Friday, 26 September 2014

Budget 2015 Warmups

Nat O'Connor: Interesting remarks by Minister Noonan reported in The Irish Times.

On tax breaks, he is quoted as saying “I use tax breaks to get a particular economic or social response in the short term but I will not have it bedded in as a permanent feature of the tax code.” TASC has pointed to the problems of tax breaks for years, so keeping such tax breaks on a short time horizon represents a progressive move. However, tax breaks are still problematic because they disproportionately benefit high earners and distort business decision making.

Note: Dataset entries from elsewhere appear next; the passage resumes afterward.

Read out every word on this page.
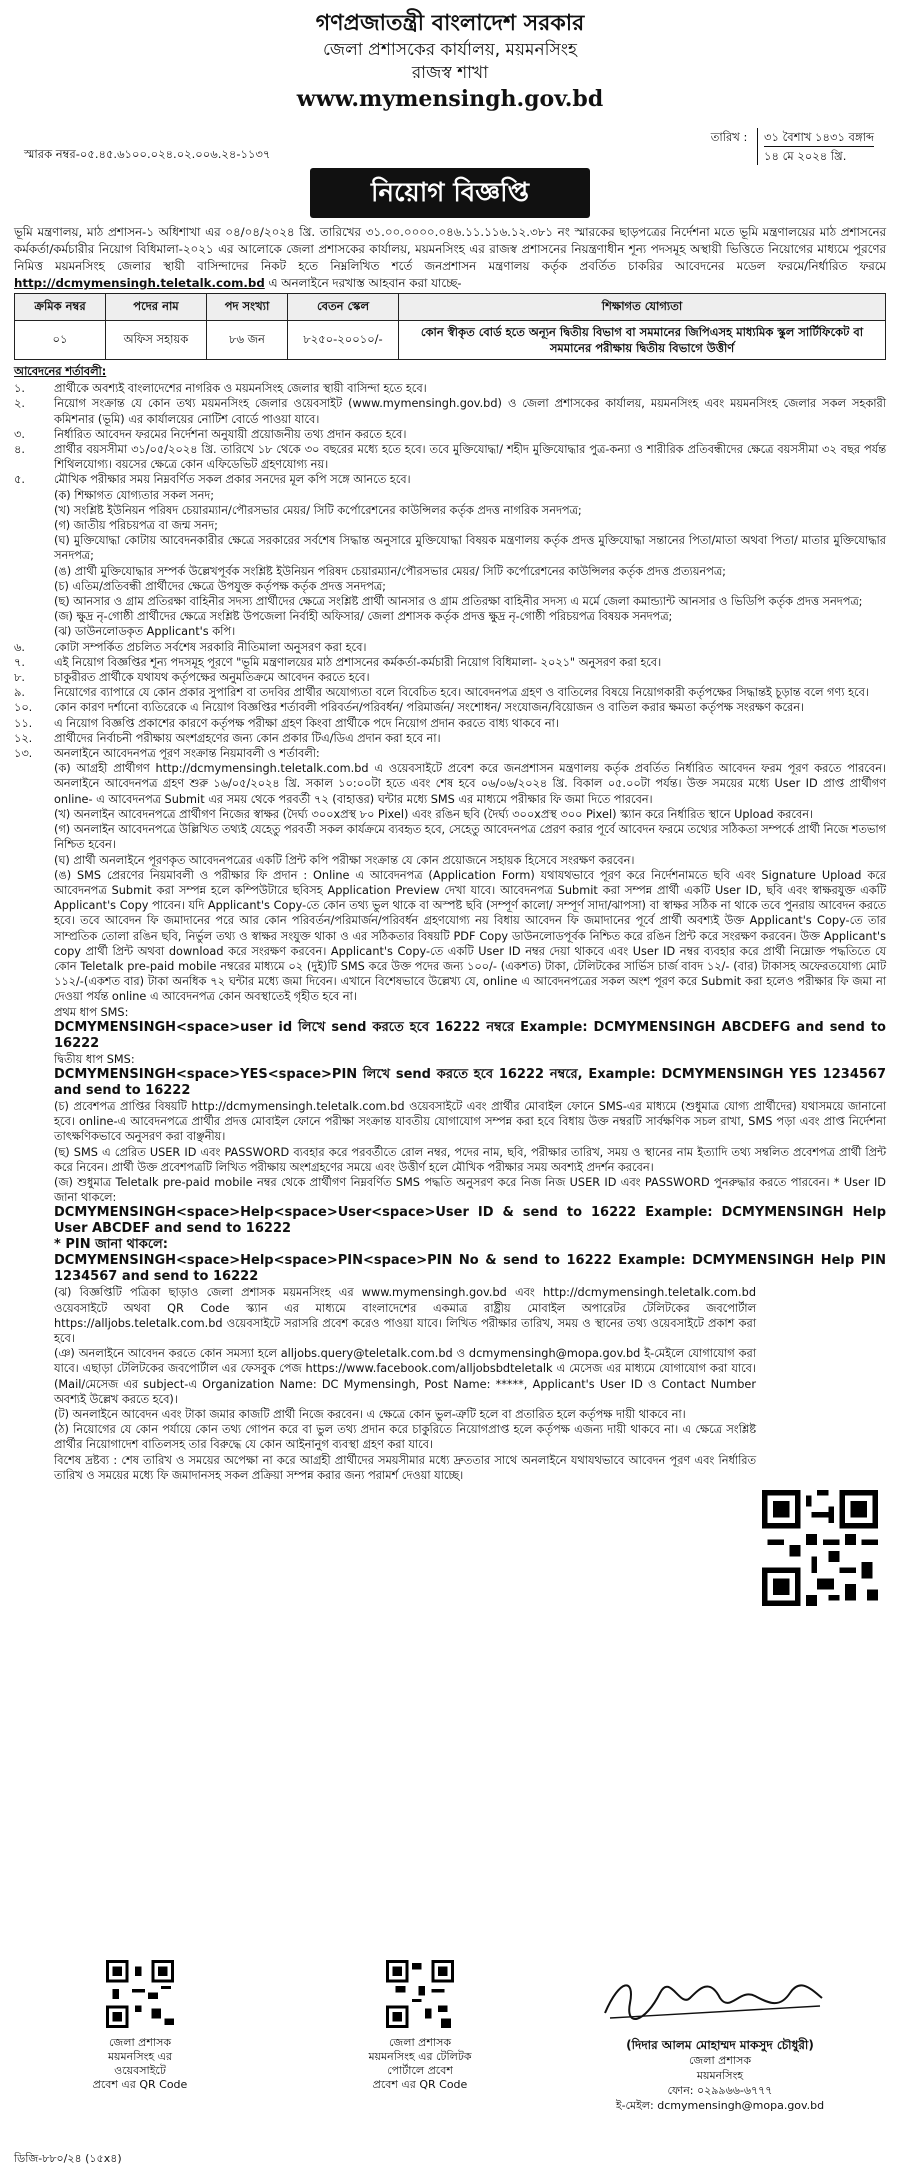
গণপ্রজাতন্ত্রী বাংলাদেশ সরকার
জেলা প্রশাসকের কার্যালয়, ময়মনসিংহ
রাজস্ব শাখা
www.mymensingh.gov.bd
স্মারক নম্বর-০৫.৪৫.৬১০০.০২৪.০২.০০৬.২৪-১১৩৭
তারিখ : ৩১ বৈশাখ ১৪৩১ বঙ্গাব্দ
১৪ মে ২০২৪ খ্রি.
নিয়োগ বিজ্ঞপ্তি
ভূমি মন্ত্রণালয়, মাঠ প্রশাসন-১ অধিশাখা এর ০৪/০৪/২০২৪ খ্রি. তারিখের ৩১.০০.০০০০.০৪৬.১১.১১৬.১২.৩৮১ নং স্মারকের ছাড়পত্রের নির্দেশনা মতে ভূমি মন্ত্রণালয়ের মাঠ প্রশাসনের কর্মকর্তা/কর্মচারীর নিয়োগ বিধিমালা-২০২১ এর আলোকে জেলা প্রশাসকের কার্যালয়, ময়মনসিংহ এর রাজস্ব প্রশাসনের নিয়ন্ত্রণাধীন শূন্য পদসমূহ অস্থায়ী ভিত্তিতে নিয়োগের মাধ্যমে পূরণের নিমিত্ত ময়মনসিংহ জেলার স্থায়ী বাসিন্দাদের নিকট হতে নিম্নলিখিত শর্তে জনপ্রশাসন মন্ত্রণালয় কর্তৃক প্রবর্তিত চাকরির আবেদনের মডেল ফরমে/নির্ধারিত ফরমে http://dcmymensingh.teletalk.com.bd এ অনলাইনে দরখাস্ত আহবান করা যাচ্ছে-
ক্রমিক নম্বর	পদের নাম	পদ সংখ্যা	বেতন স্কেল	শিক্ষাগত যোগ্যতা
০১	অফিস সহায়ক	৮৬ জন	৮২৫০-২০০১০/-	কোন স্বীকৃত বোর্ড হতে অন্যূন দ্বিতীয় বিভাগ বা সমমানের জিপিএসহ মাধ্যমিক স্কুল সার্টিফিকেট বা সমমানের পরীক্ষায় দ্বিতীয় বিভাগে উত্তীর্ণ
আবেদনের শর্তাবলী:
১.	প্রার্থীকে অবশ্যই বাংলাদেশের নাগরিক ও ময়মনসিংহ জেলার স্থায়ী বাসিন্দা হতে হবে।
২.	নিয়োগ সংক্রান্ত যে কোন তথ্য ময়মনসিংহ জেলার ওয়েবসাইট (www.mymensingh.gov.bd) ও জেলা প্রশাসকের কার্যালয়, ময়মনসিংহ এবং ময়মনসিংহ জেলার সকল সহকারী কমিশনার (ভূমি) এর কার্যালয়ের নোটিশ বোর্ডে পাওয়া যাবে।
৩.	নির্ধারিত আবেদন ফরমের নির্দেশনা অনুযায়ী প্রয়োজনীয় তথ্য প্রদান করতে হবে।
৪.	প্রার্থীর বয়সসীমা ৩১/০৫/২০২৪ খ্রি. তারিখে ১৮ থেকে ৩০ বছরের মধ্যে হতে হবে। তবে মুক্তিযোদ্ধা/ শহীদ মুক্তিযোদ্ধার পুত্র-কন্যা ও শারীরিক প্রতিবন্ধীদের ক্ষেত্রে বয়সসীমা ৩২ বছর পর্যন্ত শিথিলযোগ্য। বয়সের ক্ষেত্রে কোন এফিডেভিট গ্রহণযোগ্য নয়।
৫.	মৌখিক পরীক্ষার সময় নিম্নবর্ণিত সকল প্রকার সনদের মূল কপি সঙ্গে আনতে হবে।
(ক) শিক্ষাগত যোগ্যতার সকল সনদ;
(খ) সংশ্লিষ্ট ইউনিয়ন পরিষদ চেয়ারম্যান/পৌরসভার মেয়র/ সিটি কর্পোরেশনের কাউন্সিলর কর্তৃক প্রদত্ত নাগরিক সনদপত্র;
(গ) জাতীয় পরিচয়পত্র বা জন্ম সনদ;
(ঘ) মুক্তিযোদ্ধা কোটায় আবেদনকারীর ক্ষেত্রে সরকারের সর্বশেষ সিদ্ধান্ত অনুসারে মুক্তিযোদ্ধা বিষয়ক মন্ত্রণালয় কর্তৃক প্রদত্ত মুক্তিযোদ্ধা সন্তানের পিতা/মাতা অথবা পিতা/ মাতার মুক্তিযোদ্ধার সনদপত্র;
(ঙ) প্রার্থী মুক্তিযোদ্ধার সম্পর্ক উল্লেখপূর্বক সংশ্লিষ্ট ইউনিয়ন পরিষদ চেয়ারম্যান/পৌরসভার মেয়র/ সিটি কর্পোরেশনের কাউন্সিলর কর্তৃক প্রদত্ত প্রত্যয়নপত্র;
(চ) এতিম/প্রতিবন্ধী প্রার্থীদের ক্ষেত্রে উপযুক্ত কর্তৃপক্ষ কর্তৃক প্রদত্ত সনদপত্র;
(ছ) আনসার ও গ্রাম প্রতিরক্ষা বাহিনীর সদস্য প্রার্থীদের ক্ষেত্রে সংশ্লিষ্ট প্রার্থী আনসার ও গ্রাম প্রতিরক্ষা বাহিনীর সদস্য এ মর্মে জেলা কমান্ড্যান্ট আনসার ও ভিডিপি কর্তৃক প্রদত্ত সনদপত্র;
(জ) ক্ষুদ্র নৃ-গোষ্ঠী প্রার্থীদের ক্ষেত্রে সংশ্লিষ্ট উপজেলা নির্বাহী অফিসার/ জেলা প্রশাসক কর্তৃক প্রদত্ত ক্ষুদ্র নৃ-গোষ্ঠী পরিচয়পত্র বিষয়ক সনদপত্র;
(ঝ) ডাউনলোডকৃত Applicant's কপি।
৬.	কোটা সম্পর্কিত প্রচলিত সর্বশেষ সরকারি নীতিমালা অনুসরণ করা হবে।
৭.	এই নিয়োগ বিজ্ঞপ্তির শূন্য পদসমূহ পূরণে "ভূমি মন্ত্রণালয়ের মাঠ প্রশাসনের কর্মকর্তা-কর্মচারী নিয়োগ বিধিমালা- ২০২১" অনুসরণ করা হবে।
৮.	চাকুরীরত প্রার্থীকে যথাযথ কর্তৃপক্ষের অনুমতিক্রমে আবেদন করতে হবে।
৯.	নিয়োগের ব্যাপারে যে কোন প্রকার সুপারিশ বা তদবির প্রার্থীর অযোগ্যতা বলে বিবেচিত হবে। আবেদনপত্র গ্রহণ ও বাতিলের বিষয়ে নিয়োগকারী কর্তৃপক্ষের সিদ্ধান্তই চূড়ান্ত বলে গণ্য হবে।
১০.	কোন কারণ দর্শানো ব্যতিরেকে এ নিয়োগ বিজ্ঞপ্তির শর্তাবলী পরিবর্তন/পরিবর্ধন/ পরিমার্জন/ সংশোধন/ সংযোজন/বিয়োজন ও বাতিল করার ক্ষমতা কর্তৃপক্ষ সংরক্ষণ করেন।
১১.	এ নিয়োগ বিজ্ঞপ্তি প্রকাশের কারণে কর্তৃপক্ষ পরীক্ষা গ্রহণ কিংবা প্রার্থীকে পদে নিয়োগ প্রদান করতে বাধ্য থাকবে না।
১২.	প্রার্থীদের নির্বাচনী পরীক্ষায় অংশগ্রহণের জন্য কোন প্রকার টিএ/ডিএ প্রদান করা হবে না।
১৩.	অনলাইনে আবেদনপত্র পূরণ সংক্রান্ত নিয়মাবলী ও শর্তাবলী:
(ক) আগ্রহী প্রার্থীগণ http://dcmymensingh.teletalk.com.bd এ ওয়েবসাইটে প্রবেশ করে জনপ্রশাসন মন্ত্রণালয় কর্তৃক প্রবর্তিত নির্ধারিত আবেদন ফরম পূরণ করতে পারবেন। অনলাইনে আবেদনপত্র গ্রহণ শুরু ১৬/০৫/২০২৪ খ্রি. সকাল ১০:০০টা হতে এবং শেষ হবে ০৬/০৬/২০২৪ খ্রি. বিকাল ০৫.০০টা পর্যন্ত। উক্ত সময়ের মধ্যে User ID প্রাপ্ত প্রার্থীগণ online- এ আবেদনপত্র Submit এর সময় থেকে পরবর্তী ৭২ (বাহাত্তর) ঘন্টার মধ্যে SMS এর মাধ্যমে পরীক্ষার ফি জমা দিতে পারবেন।
(খ) অনলাইন আবেদনপত্রে প্রার্থীগণ নিজের স্বাক্ষর (দৈর্ঘ্য ৩০০xপ্রস্থ ৮০ Pixel) এবং রঙিন ছবি (দৈর্ঘ্য ৩০০xপ্রস্থ ৩০০ Pixel) স্ক্যান করে নির্ধারিত স্থানে Upload করবেন।
(গ) অনলাইন আবেদনপত্রে উল্লিখিত তথ্যই যেহেতু পরবর্তী সকল কার্যক্রমে ব্যবহৃত হবে, সেহেতু আবেদনপত্র প্রেরণ করার পূর্বে আবেদন ফরমে তথ্যের সঠিকতা সম্পর্কে প্রার্থী নিজে শতভাগ নিশ্চিত হবেন।
(ঘ) প্রার্থী অনলাইনে পূরণকৃত আবেদনপত্রের একটি প্রিন্ট কপি পরীক্ষা সংক্রান্ত যে কোন প্রয়োজনে সহায়ক হিসেবে সংরক্ষণ করবেন।
(ঙ) SMS প্রেরণের নিয়মাবলী ও পরীক্ষার ফি প্রদান : Online এ আবেদনপত্র (Application Form) যথাযথভাবে পূরণ করে নির্দেশনামতে ছবি এবং Signature Upload করে আবেদনপত্র Submit করা সম্পন্ন হলে কম্পিউটারে ছবিসহ Application Preview দেখা যাবে। আবেদনপত্র Submit করা সম্পন্ন প্রার্থী একটি User ID, ছবি এবং স্বাক্ষরযুক্ত একটি Applicant's Copy পাবেন। যদি Applicant's Copy-তে কোন তথ্য ভুল থাকে বা অস্পষ্ট ছবি (সম্পূর্ণ কালো/ সম্পূর্ণ সাদা/ঝাপসা) বা স্বাক্ষর সঠিক না থাকে তবে পুনরায় আবেদন করতে হবে। তবে আবেদন ফি জমাদানের পরে আর কোন পরিবর্তন/পরিমার্জন/পরিবর্ধন গ্রহণযোগ্য নয় বিধায় আবেদন ফি জমাদানের পূর্বে প্রার্থী অবশ্যই উক্ত Applicant's Copy-তে তার সাম্প্রতিক তোলা রঙিন ছবি, নির্ভুল তথ্য ও স্বাক্ষর সংযুক্ত থাকা ও এর সঠিকতার বিষয়টি PDF Copy ডাউনলোডপূর্বক নিশ্চিত করে রঙিন প্রিন্ট করে সংরক্ষণ করবেন। উক্ত Applicant's copy প্রার্থী প্রিন্ট অথবা download করে সংরক্ষণ করবেন। Applicant's Copy-তে একটি User ID নম্বর দেয়া থাকবে এবং User ID নম্বর ব্যবহার করে প্রার্থী নিম্নোক্ত পদ্ধতিতে যে কোন Teletalk pre-paid mobile নম্বরের মাধ্যমে ০২ (দুই)টি SMS করে উক্ত পদের জন্য ১০০/- (একশত) টাকা, টেলিটকের সার্ভিস চার্জ বাবদ ১২/- (বার) টাকাসহ অফেরতযোগ্য মোট ১১২/-(একশত বার) টাকা অনধিক ৭২ ঘন্টার মধ্যে জমা দিবেন। এখানে বিশেষভাবে উল্লেখ্য যে, online এ আবেদনপত্রের সকল অংশ পূরণ করে Submit করা হলেও পরীক্ষার ফি জমা না দেওয়া পর্যন্ত online এ আবেদনপত্র কোন অবস্থাতেই গৃহীত হবে না।
প্রথম ধাপ SMS:
DCMYMENSINGH<space>user id লিখে send করতে হবে 16222 নম্বরে Example: DCMYMENSINGH ABCDEFG and send to 16222
দ্বিতীয় ধাপ SMS:
DCMYMENSINGH<space>YES<space>PIN লিখে send করতে হবে 16222 নম্বরে, Example: DCMYMENSINGH YES 1234567 and send to 16222
(চ) প্রবেশপত্র প্রাপ্তির বিষয়টি http://dcmymensingh.teletalk.com.bd ওয়েবসাইটে এবং প্রার্থীর মোবাইল ফোনে SMS-এর মাধ্যমে (শুধুমাত্র যোগ্য প্রার্থীদের) যথাসময়ে জানানো হবে। online-এ আবেদনপত্রে প্রার্থীর প্রদত্ত মোবাইল ফোনে পরীক্ষা সংক্রান্ত যাবতীয় যোগাযোগ সম্পন্ন করা হবে বিধায় উক্ত নম্বরটি সার্বক্ষণিক সচল রাখা, SMS পড়া এবং প্রাপ্ত নির্দেশনা তাৎক্ষণিকভাবে অনুসরণ করা বাঞ্ছনীয়।
(ছ) SMS এ প্রেরিত USER ID এবং PASSWORD ব্যবহার করে পরবর্তীতে রোল নম্বর, পদের নাম, ছবি, পরীক্ষার তারিখ, সময় ও স্থানের নাম ইত্যাদি তথ্য সম্বলিত প্রবেশপত্র প্রার্থী প্রিন্ট করে নিবেন। প্রার্থী উক্ত প্রবেশপত্রটি লিখিত পরীক্ষায় অংশগ্রহণের সময়ে এবং উত্তীর্ণ হলে মৌখিক পরীক্ষার সময় অবশ্যই প্রদর্শন করবেন।
(জ) শুধুমাত্র Teletalk pre-paid mobile নম্বর থেকে প্রার্থীগণ নিম্নবর্ণিত SMS পদ্ধতি অনুসরণ করে নিজ নিজ USER ID এবং PASSWORD পুনরুদ্ধার করতে পারবেন। * User ID জানা থাকলে:
DCMYMENSINGH<space>Help<space>User<space>User ID & send to 16222 Example: DCMYMENSINGH Help User ABCDEF and send to 16222
* PIN জানা থাকলে:
DCMYMENSINGH<space>Help<space>PIN<space>PIN No & send to 16222 Example: DCMYMENSINGH Help PIN 1234567 and send to 16222
(ঝ) বিজ্ঞপ্তিটি পত্রিকা ছাড়াও জেলা প্রশাসক ময়মনসিংহ এর www.mymensingh.gov.bd এবং http://dcmymensingh.teletalk.com.bd ওয়েবসাইটে অথবা QR Code স্ক্যান এর মাধ্যমে বাংলাদেশের একমাত্র রাষ্ট্রীয় মোবাইল অপারেটর টেলিটকের জবপোর্টাল https://alljobs.teletalk.com.bd ওয়েবসাইটে সরাসরি প্রবেশ করেও পাওয়া যাবে। লিখিত পরীক্ষার তারিখ, সময় ও স্থানের তথ্য ওয়েবসাইটে প্রকাশ করা হবে।
(ঞ) অনলাইনে আবেদন করতে কোন সমস্যা হলে alljobs.query@teletalk.com.bd ও dcmymensingh@mopa.gov.bd ই-মেইলে যোগাযোগ করা যাবে। এছাড়া টেলিটকের জবপোর্টাল এর ফেসবুক পেজ https://www.facebook.com/alljobsbdteletalk এ মেসেজ এর মাধ্যমে যোগাযোগ করা যাবে। (Mail/মেসেজ এর subject-এ Organization Name: DC Mymensingh, Post Name: *****, Applicant's User ID ও Contact Number অবশ্যই উল্লেখ করতে হবে)।
(ট) অনলাইনে আবেদন এবং টাকা জমার কাজটি প্রার্থী নিজে করবেন। এ ক্ষেত্রে কোন ভুল-ত্রুটি হলে বা প্রতারিত হলে কর্তৃপক্ষ দায়ী থাকবে না।
(ঠ) নিয়োগের যে কোন পর্যায়ে কোন তথ্য গোপন করে বা ভুল তথ্য প্রদান করে চাকুরিতে নিয়োগপ্রাপ্ত হলে কর্তৃপক্ষ এজন্য দায়ী থাকবে না। এ ক্ষেত্রে সংশ্লিষ্ট প্রার্থীর নিয়োগাদেশ বাতিলসহ তার বিরুদ্ধে যে কোন আইনানুগ ব্যবস্থা গ্রহণ করা যাবে।
বিশেষ দ্রষ্টব্য : শেষ তারিখ ও সময়ের অপেক্ষা না করে আগ্রহী প্রার্থীদের সময়সীমার মধ্যে দ্রুততার সাথে অনলাইনে যথাযথভাবে আবেদন পূরণ এবং নির্ধারিত তারিখ ও সময়ের মধ্যে ফি জমাদানসহ সকল প্রক্রিয়া সম্পন্ন করার জন্য পরামর্শ দেওয়া যাচ্ছে।
জেলা প্রশাসক
ময়মনসিংহ এর
ওয়েবসাইটে
প্রবেশ এর QR Code
জেলা প্রশাসক
ময়মনসিংহ এর টেলিটক
পোর্টালে প্রবেশ
প্রবেশ এর QR Code
(দিদার আলম মোহাম্মদ মাকসুদ চৌধুরী)
জেলা প্রশাসক
ময়মনসিংহ
ফোন: ০২৯৯৬৬-৬৭৭৭
ই-মেইল: dcmymensingh@mopa.gov.bd
ডিজি-৮৮০/২৪ (১৫x৪)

“Because of the buoyancy in taxation from the growing economy” there will be no new austerity measures in the budget, Mr Noonan is quoted as saying. However, the devil is in the detail in this one. Presumably, the Minister is still banking on the €500 million from water charges and the €300 million efficiency savings due under the Haddington Road Agreement and other carry-overs from previous budgets. That means despite a genuine easing from higher tax yields and the IMF loan repayment deal there will still be a contraction of €800 million, which will dent GDP.

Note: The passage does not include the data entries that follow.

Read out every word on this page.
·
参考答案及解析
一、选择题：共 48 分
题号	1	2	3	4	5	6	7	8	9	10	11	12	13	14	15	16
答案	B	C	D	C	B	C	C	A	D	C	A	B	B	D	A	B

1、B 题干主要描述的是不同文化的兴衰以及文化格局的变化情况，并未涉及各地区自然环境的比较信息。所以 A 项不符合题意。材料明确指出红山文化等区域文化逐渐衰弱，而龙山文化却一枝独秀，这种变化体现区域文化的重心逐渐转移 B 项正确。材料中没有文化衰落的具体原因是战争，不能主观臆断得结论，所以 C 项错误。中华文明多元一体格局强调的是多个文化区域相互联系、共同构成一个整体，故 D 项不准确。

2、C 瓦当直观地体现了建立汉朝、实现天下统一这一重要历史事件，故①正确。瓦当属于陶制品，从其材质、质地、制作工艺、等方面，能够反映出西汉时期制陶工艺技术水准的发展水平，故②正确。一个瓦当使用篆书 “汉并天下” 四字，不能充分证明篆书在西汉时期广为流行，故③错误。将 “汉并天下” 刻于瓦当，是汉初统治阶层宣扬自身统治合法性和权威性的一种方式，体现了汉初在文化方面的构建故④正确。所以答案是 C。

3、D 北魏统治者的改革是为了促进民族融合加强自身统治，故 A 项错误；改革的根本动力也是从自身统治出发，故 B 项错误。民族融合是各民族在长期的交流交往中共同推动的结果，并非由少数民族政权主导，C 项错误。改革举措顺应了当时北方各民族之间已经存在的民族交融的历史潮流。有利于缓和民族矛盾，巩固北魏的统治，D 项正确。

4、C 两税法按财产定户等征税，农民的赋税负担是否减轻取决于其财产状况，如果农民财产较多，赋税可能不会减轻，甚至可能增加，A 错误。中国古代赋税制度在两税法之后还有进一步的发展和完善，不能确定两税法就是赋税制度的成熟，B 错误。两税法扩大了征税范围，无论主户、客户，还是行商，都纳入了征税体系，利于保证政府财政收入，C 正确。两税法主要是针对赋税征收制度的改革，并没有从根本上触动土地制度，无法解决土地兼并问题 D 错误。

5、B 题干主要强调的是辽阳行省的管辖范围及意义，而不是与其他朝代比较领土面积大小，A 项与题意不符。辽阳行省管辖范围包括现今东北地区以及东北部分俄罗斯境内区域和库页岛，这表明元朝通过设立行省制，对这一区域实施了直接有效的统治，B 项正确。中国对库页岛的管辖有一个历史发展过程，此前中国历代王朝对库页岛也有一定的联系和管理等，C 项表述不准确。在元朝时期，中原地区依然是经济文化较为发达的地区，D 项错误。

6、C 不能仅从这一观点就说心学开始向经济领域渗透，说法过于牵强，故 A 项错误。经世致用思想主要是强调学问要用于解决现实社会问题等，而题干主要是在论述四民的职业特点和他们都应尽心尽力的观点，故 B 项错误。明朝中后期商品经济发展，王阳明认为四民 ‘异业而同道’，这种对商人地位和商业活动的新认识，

But the most illuminating quote was the following: The Government’s approach to the upcoming budget was simple, he said, “if we can continue to control expenditure and grow the economy, all things are possible. If the crazy spending starts again, not only will you use up the resources on the spending side but the signal will go out that the discipline has been removed from Irish economic management.”

This reinforces the message that this Government is fixated on cutting spending rather than striking a balance between tax and spending. To be clear, spending on health, education, housing and social protection needs to be funded by adequate tax and social insurance. However, if this Government is fixated on capping taxation at its current level, which is three-quarters of the EU average, it is clear that there will not be extra funding for a serious social housing policy nor extra funds needed for pre-school education nor increased provision for Ireland's growing number of pensioners in terms of State Pensions and health care, and so on.

Adequately and sensibly funding public spending is not "crazy spending". On the contrary, it is crazy not to invest in quality public services as an investment in people working and living in Ireland. Tax cuts represent just as much loss of "discipline".